The second half of ": ALL" in round brackets can be omitted to mean "no group that can become root = sudo -g cannot be used".


"ALL" on the right

Specify "what operations are allowed".

Writing ALL means that you can do anything.

For example, if you want the hoge user to only be able to restart Apache, write:


hoge ALL=(ALL:ALL) /usr/bin/systemctl restart httpd


* Note that the command must be written with the full path.

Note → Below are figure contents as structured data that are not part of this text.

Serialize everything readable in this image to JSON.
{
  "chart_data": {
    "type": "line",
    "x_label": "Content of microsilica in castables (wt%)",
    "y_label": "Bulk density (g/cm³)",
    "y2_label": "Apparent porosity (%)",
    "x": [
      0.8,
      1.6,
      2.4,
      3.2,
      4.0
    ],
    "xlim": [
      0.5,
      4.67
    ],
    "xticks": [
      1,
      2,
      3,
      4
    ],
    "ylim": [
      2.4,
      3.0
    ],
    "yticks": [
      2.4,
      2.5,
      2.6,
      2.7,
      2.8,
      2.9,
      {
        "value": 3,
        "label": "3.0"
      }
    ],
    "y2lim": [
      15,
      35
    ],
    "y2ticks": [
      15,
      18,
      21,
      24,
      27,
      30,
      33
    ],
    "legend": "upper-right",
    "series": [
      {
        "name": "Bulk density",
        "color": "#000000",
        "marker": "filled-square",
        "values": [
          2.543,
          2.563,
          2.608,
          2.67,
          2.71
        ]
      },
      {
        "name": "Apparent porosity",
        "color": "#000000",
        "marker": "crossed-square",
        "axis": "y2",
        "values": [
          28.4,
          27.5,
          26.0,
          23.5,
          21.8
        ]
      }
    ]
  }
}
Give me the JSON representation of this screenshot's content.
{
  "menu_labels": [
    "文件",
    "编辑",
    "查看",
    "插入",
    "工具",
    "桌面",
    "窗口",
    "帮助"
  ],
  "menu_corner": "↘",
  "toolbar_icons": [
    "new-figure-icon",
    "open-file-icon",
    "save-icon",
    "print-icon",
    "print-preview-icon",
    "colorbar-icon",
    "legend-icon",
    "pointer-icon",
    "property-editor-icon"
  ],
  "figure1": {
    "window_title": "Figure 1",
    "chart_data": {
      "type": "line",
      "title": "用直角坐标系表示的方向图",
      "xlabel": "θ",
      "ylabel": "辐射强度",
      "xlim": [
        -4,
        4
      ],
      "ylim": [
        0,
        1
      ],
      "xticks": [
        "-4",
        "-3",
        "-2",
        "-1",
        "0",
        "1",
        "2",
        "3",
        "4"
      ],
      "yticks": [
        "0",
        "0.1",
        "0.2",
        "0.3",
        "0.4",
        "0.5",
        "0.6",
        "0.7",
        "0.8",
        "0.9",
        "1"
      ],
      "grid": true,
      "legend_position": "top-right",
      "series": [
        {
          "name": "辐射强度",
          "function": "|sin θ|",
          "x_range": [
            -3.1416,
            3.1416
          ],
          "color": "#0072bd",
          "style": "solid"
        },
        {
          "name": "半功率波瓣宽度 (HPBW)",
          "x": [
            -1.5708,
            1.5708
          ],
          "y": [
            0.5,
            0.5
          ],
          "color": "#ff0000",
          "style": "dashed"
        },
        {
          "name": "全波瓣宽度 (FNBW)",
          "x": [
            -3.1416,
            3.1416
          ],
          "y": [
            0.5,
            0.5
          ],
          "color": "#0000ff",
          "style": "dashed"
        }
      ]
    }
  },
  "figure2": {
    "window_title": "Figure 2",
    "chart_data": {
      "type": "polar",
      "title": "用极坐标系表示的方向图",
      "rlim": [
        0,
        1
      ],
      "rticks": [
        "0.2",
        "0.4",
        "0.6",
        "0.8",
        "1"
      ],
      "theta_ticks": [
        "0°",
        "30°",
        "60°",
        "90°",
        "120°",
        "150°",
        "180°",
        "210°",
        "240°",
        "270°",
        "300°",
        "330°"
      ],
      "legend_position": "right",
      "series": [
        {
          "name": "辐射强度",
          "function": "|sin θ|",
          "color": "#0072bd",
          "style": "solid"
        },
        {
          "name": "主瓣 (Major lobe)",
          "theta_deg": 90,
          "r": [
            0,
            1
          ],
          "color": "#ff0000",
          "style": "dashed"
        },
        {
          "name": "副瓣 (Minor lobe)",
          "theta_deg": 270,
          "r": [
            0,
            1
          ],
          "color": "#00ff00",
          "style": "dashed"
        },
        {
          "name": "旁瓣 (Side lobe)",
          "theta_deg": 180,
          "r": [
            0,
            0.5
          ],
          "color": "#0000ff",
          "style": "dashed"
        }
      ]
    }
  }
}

Check the path with which command as the path may be different. )

With the above description, you can only restart, so if you want to be able to use other commands, connect them with commas as shown below.


hoge ALL=(ALL:ALL) /usr/bin/systemctl restart httpd, /usr/bin/systemctl status httpd


On the contrary, you can disable only a specific command by writing using "!"

As shown below.


hoge ALL=(ALL:ALL) ALL, !/usr/bin/systemctl restart httpd, !/usr/bin/systemctl status httpd


Bonus

In the section where users can be specified, the "%" prefix specifies a group.

The "/etc/sudoers" file also contains the following description by default, but this description is reflected in the fact that putting a user in the wheel group gives the user power equivalent to root privileges.


%wheel ALL=(ALL) ALL


Summary

If sudoers is properly configured, it is possible to fine-tune the user's execution when a user is issued, such as "I only want this user to be able to execute this command" or "I don't want to give root privileges, but be able to execute certain commands".


This is a security-critical file, so let's understand its structure!